A single string may contain more than one expansion range:

combined-{Q..P}{2..1}.txt

Alphabetic range values are limited to a single character for START and END but these characters are not confined to the ASCII alphabet.

emoji{🌵..🌶}{🌽..🌾}etc

Unmatched braces are simply ignored, as are empty braces, and braces which contain no range (or list).

li{teral
rangeless{}empty
rangeless{random}string
Tests

Generate and display here the expansion of (at least) each of the nine example lines shown above.

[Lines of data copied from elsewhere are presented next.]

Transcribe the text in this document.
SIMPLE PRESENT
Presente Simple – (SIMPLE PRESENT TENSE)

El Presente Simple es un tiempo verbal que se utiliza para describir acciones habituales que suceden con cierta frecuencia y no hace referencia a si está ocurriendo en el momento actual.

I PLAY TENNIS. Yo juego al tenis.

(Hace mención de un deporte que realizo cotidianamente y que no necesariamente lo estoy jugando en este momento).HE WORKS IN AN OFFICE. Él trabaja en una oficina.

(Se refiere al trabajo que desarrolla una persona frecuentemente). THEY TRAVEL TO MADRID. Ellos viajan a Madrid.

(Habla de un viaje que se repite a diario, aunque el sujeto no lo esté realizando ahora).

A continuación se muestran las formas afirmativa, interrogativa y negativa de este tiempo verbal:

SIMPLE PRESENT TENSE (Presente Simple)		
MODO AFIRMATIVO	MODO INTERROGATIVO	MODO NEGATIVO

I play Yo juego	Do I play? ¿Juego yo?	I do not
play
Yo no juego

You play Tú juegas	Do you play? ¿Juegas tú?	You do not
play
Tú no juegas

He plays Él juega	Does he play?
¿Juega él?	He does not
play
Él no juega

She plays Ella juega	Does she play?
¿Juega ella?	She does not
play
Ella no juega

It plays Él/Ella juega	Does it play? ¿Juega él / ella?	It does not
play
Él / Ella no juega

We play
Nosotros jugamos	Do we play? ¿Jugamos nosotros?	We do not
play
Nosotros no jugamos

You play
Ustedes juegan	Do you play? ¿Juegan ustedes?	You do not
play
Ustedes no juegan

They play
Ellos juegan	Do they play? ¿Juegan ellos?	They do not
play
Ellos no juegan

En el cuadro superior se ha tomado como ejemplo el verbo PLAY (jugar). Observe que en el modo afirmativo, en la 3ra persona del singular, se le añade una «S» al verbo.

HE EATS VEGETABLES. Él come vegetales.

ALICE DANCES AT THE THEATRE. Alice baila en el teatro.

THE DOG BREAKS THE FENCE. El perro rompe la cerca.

The JavaScript implementation below uses parser combinators, aiming to encode a more or less full and legible description of the
<PREAMBLE><AMBLE><POSTSCRIPT>
range brace grammar, but you should use any resource that suggests itself in your language, including parser libraries.

(The grammar of range expansion, unlike that of nested list expansion, is not recursive, so even regular expressions should prove serviceable here).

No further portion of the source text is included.